President Bush is a strong supporter of German reunification, but some other American political leaders and experts admit to a little unease.
In asking for Senate ratification of the treaty ending the division of Germany, Bush recalled the nation's Nazi past but said the Germans had shown their commitment to democracy for more than 40 years. He added that the Germans "have not forgotten the past or the role Germany once played in the horrors of 1933-45."The Senate could act on the treaty as soon as today.
Sen. Rudy Boschwitz, R-Minn., who was born in Berlin and fled Nazi Germany with his parents at age 2, was among the most forthright about his reservations.
"We will have to watch Germany," Boschwitz told the Senate Foreign Relations Committee a few hours before unification took effect today. He said he supported the treaty but couldn't forget the past.
"Germany is Germany from the standpoint of its history, and I think we need to have some recognition of that fact," he said. "I have a mixed emotion about seeing it get back together again. Hopefully the feelings and mentality of the people have changed."
Boschwitz said Germany will be the dominant force in Europe and is already a leading world economic power.
Sen. Claiborne Pell, D-R.I., chairman of the Foreign Relations Committee, said he shared Boschwitz's concerns.
"I agree with him that we should all keep our eye on how things progress in Germany," said Pell, whose father, Herbert C. Pell, helped prepare the Nazi war crimes trials in Nuremberg after World War II.
"Lessons have to be drawn from history," said Elan Steinberg, executive director of the World Jewish Congress. "We have to examine why Germany was divided in the first place. It's important that Germany learn about the Holocaust and teach its young."
Sen. Joseph Biden, D-Del., noted that Germany's commitment to cut its armed forces in half was not binding under international law. The State Department said, however, that it regards the German leaders' pledge to a limit of 370,000 as politically binding.
"I'm willing to throw my eggs in the basket that it will occur, but I don't think we should kid the American public or anyone else," Biden said.
Some members of Congress have criticized West Germany's willingness to contribute money but not troops to making Iraq withdraw from occupied Kuwait.
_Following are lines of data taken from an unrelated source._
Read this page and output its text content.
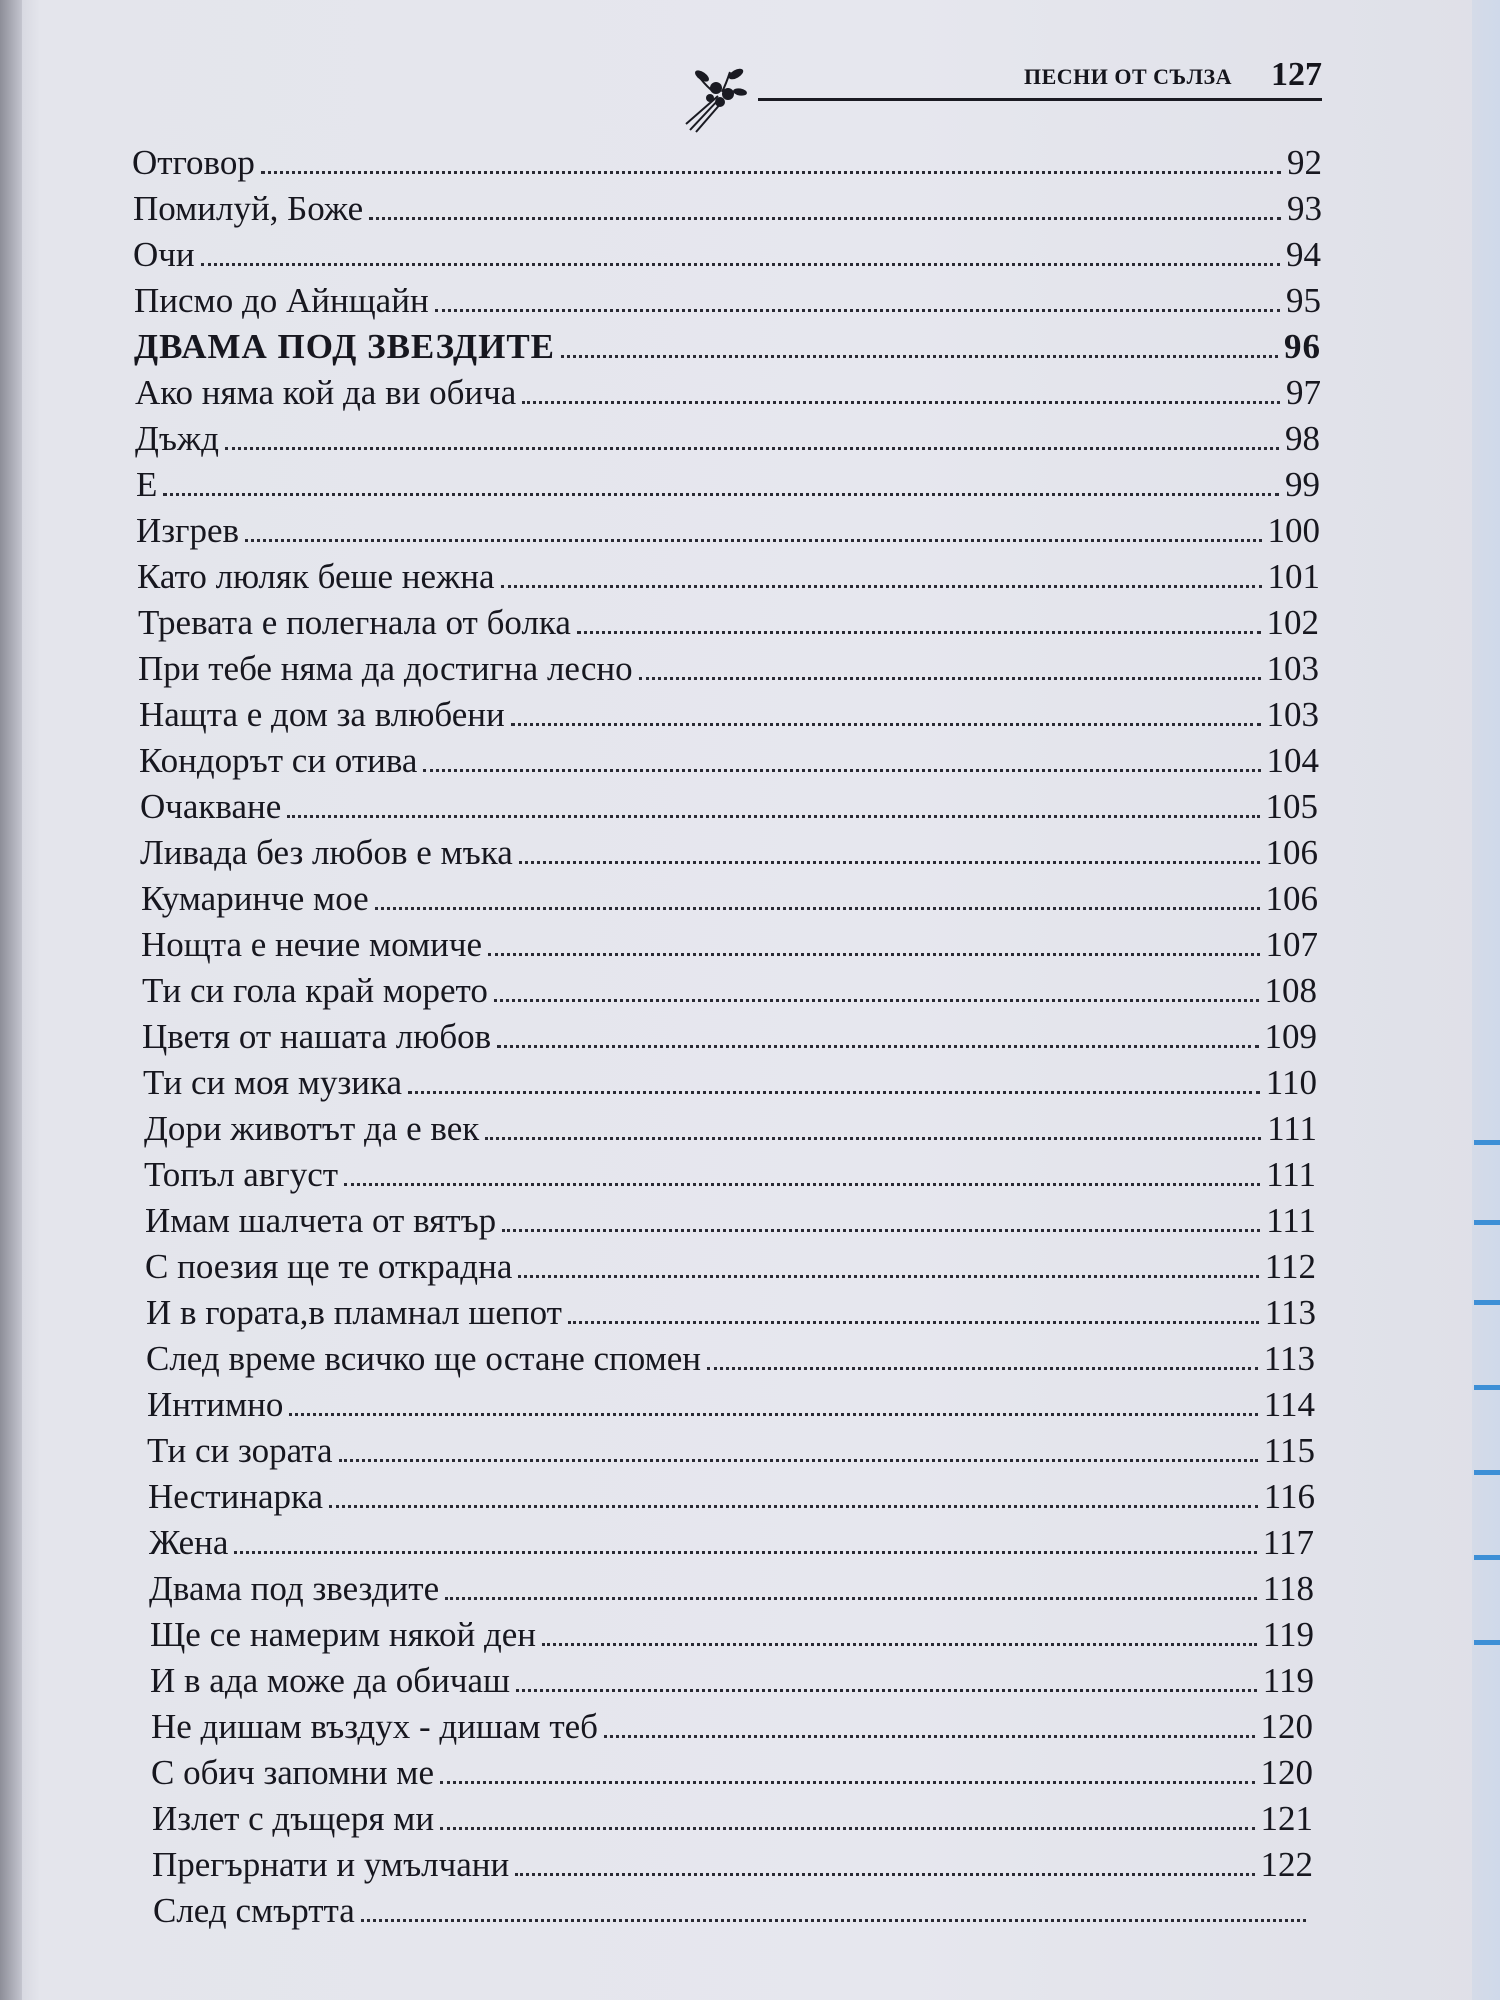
ПЕСНИ ОТ СЪЛЗА 127
Отговор	92
Помилуй, Боже	93
Очи	94
Писмо до Айнщайн	95
ДВАМА ПОД ЗВЕЗДИТЕ	96
Ако няма кой да ви обича	97
Дъжд	98
Е	99
Изгрев	100
Като люляк беше нежна	101
Тревата е полегнала от болка	102
При тебе няма да достигна лесно	103
Нащта е дом за влюбени	103
Кондорът си отива	104
Очакване	105
Ливада без любов е мъка	106
Кумаринче мое	106
Нощта е нечие момиче	107
Ти си гола край морето	108
Цветя от нашата любов	109
Ти си моя музика	110
Дори животът да е век	111
Топъл август	111
Имам шалчета от вятър	111
С поезия ще те открадна	112
И в гората,в пламнал шепот	113
След време всичко ще остане спомен	113
Интимно	114
Ти си зората	115
Нестинарка	116
Жена	117
Двама под звездите	118
Ще се намерим някой ден	119
И в ада може да обичаш	119
Не дишам въздух - дишам теб	120
С обич запомни ме	120
Излет с дъщеря ми	121
Прегърнати и умълчани	122
След смъртта
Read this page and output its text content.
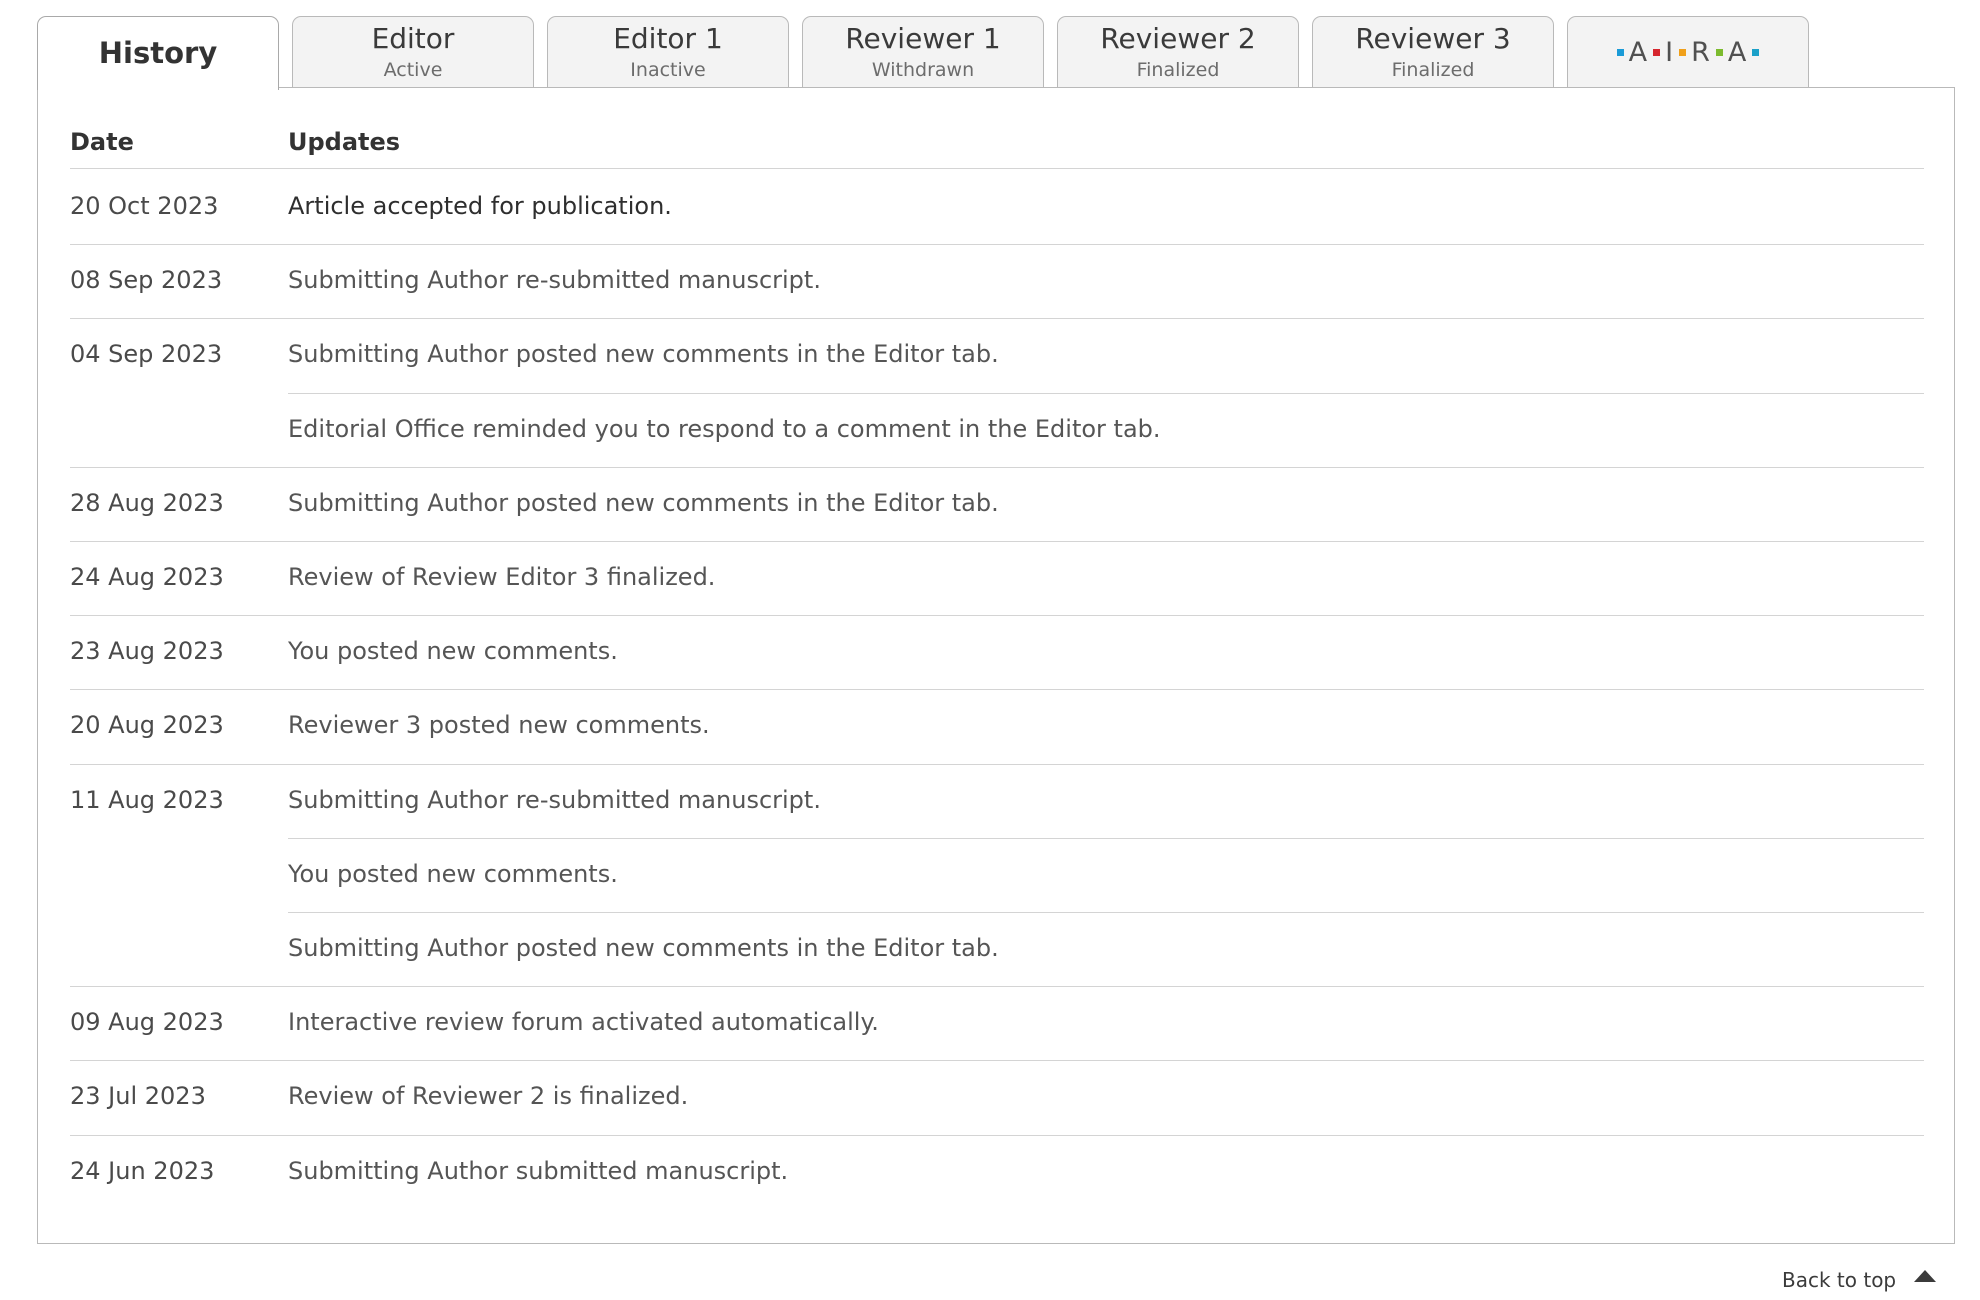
History	Editor
Active
Editor 1
Inactive
Reviewer 1
Withdrawn
Reviewer 2
Finalized
Reviewer 3
Finalized
A I R A
Date	Updates
20 Oct 2023	Article accepted for publication.
08 Sep 2023	Submitting Author re-submitted manuscript.
04 Sep 2023	Submitting Author posted new comments in the Editor tab.
Editorial Office reminded you to respond to a comment in the Editor tab.
28 Aug 2023	Submitting Author posted new comments in the Editor tab.
24 Aug 2023	Review of Review Editor 3 finalized.
23 Aug 2023	You posted new comments.
20 Aug 2023	Reviewer 3 posted new comments.
11 Aug 2023	Submitting Author re-submitted manuscript.
You posted new comments.
Submitting Author posted new comments in the Editor tab.
09 Aug 2023	Interactive review forum activated automatically.
23 Jul 2023	Review of Reviewer 2 is finalized.
24 Jun 2023	Submitting Author submitted manuscript.
Back to top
West German political leaders assert that their government's Basic Law, adopted at the behest of the United States and other World War II victors, prevents them from sending armed forces abroad.
Major German parties agreed recently that this provision should be changed to allow Germans to participate in U.N. peacekeeping operations.
Angela Stent, a professor of government at Georgetown University, said a united Germany poses no military threat to the rest of Europe but that it may become more assertive politically because of its economic strength.